I know all of us have been dreaming of the day when we could “return to normal.” I want us to aim higher than just thinking about going back to our old ways. I want us to think about creating a “better than normal” in our public schools.
I have talked with many Kentuckians throughout the past year about what they want the future of education to look like. Some definite themes have emerged from those discussions.
Our families, our students and our educators are yearning for a rethinking of what education means and should be today. Families and students are looking for more chances to connect with their schools, while our education leaders are looking for more ways to connect schools with their community. Students want an education system that recognizes them for the complex human being they are and responds to their individual needs.
I would like to see us create a system where our children are given the space to try new things and yes, sometimes fail. I envision a system where if our children and our schools are struggling, we work together to improve things, not point fingers and look for someone to blame.
Improvement, like education, is not a fixed point that we either achieve or we don’t. Improvement is a process and every step forward is an achievement to be celebrated. While we are not where I would like for us to be right now, it doesn’t mean that we can’t get there.

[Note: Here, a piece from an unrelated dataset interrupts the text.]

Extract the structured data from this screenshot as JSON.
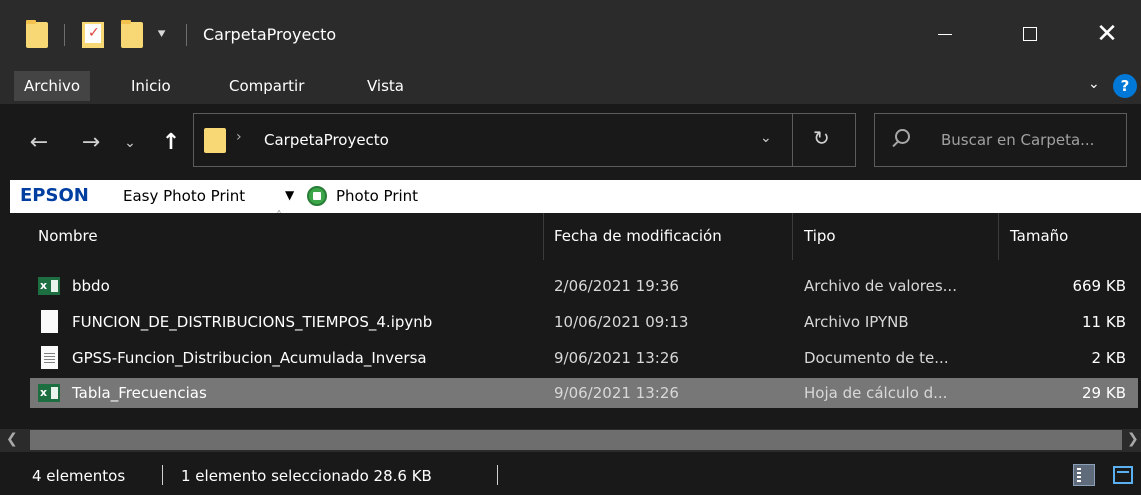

At the 2021 Kentucky Education Summit, scheduled for Nov. 1-2 at the Kentucky International Convention Center in Louisville, you will hear more about the vision for the future of our public schools from the Kentucky Coalition for Advancing Education. This diverse group has worked tirelessly over the past three months to go through the thoughts of the more than 1,200 people we heard from during the virtual listening tour I held earlier this year.
The coalition will unveil a report that shows where education is now in the Commonwealth and where people have told us they want to see it go. That report will be used to guide the Kentucky Department of Education’s work going forward. I hope you can join us. Registration is free and open until Oct. 15.
This is an exciting time in education. The disruptions caused by the past year have shown us that real change is possible, but change can be difficult and it takes time. The important thing to remember is that change can, and does, happen. I hope you will join us as we take these first steps toward a new future in education.